When the global financial crisis started, world governments had to step in and rescue their respective economies from collapse.
This was initially done by ‘bailing out’ the banks.
US and UK governments, with others, took control and ownership of the most troubled banks who had the largest exposures to failed firms and worthless loans.
This financial rescue process has rumbled on over the past few years, more recently morphing into the eurozone sovereign debt crisis and bailing out banks and governments in the PIIGS economies.
Whilst this bail out process is not finished, it is worth considering what it might look like when the process starts to be unwind.
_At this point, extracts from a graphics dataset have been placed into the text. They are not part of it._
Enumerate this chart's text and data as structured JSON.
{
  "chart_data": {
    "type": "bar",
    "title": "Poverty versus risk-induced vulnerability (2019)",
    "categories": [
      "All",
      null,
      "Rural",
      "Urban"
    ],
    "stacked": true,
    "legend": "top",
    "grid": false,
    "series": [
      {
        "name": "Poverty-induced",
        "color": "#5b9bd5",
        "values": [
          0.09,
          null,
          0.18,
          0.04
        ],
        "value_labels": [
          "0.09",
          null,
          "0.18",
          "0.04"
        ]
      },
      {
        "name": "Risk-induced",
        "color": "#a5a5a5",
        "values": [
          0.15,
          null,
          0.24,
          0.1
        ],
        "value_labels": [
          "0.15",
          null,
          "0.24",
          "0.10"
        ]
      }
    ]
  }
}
The US government has announced it will sell a substantial part of its remaining stake in the insurer AIG. As a result, it will become a minority shareholder for the first time since it was forced to bail out the company in 2008.
It is selling $18bn of shares, resulting in its shareholding reducing from 53% to 20%. They might even turn a small profit.
Closer to home, the UK government has sold its stake in Northern Rock plc to Virgin Money. Unlike the US government, it made a substantial loss as a result of this sale.
The bit of Northern Rock still owned by the UK government (the ‘bad bank’) owes the Treasury over £21bn.
Once the UK government manages to offload its remaining ownership of Northern Rock, as well as its stake in Lloyds Banking Group and Royal Bank of Scotland, managed by UK Financial Investments Limited, the focus will then turn towards unwinding the process of quantitative easing.
MPs in the Treasury Select Committee have already expressed their concerns about this process, worried that it will dramatically push up gilt yields.
Whilst the selling of bonds once QE needs to be reversed is unlikely to happen for some time, when it does happen the impact on gilt yields could be as dramatic as it has been in pushing them down by the Bank buying bonds from the secondary market over the past three years.
This could potentially result in good news for those reaching retirement, when it occurs, as higher gilt yields should be reflected in higher annuity rates.
In the meantime, the length of continued government support for banks and the wider economy will all depend on how quickly the economy can recover. If reports from over the weekend are correct, we could see more QE and a further interest rate cut before current monetary policy is paused and then eventually reversed.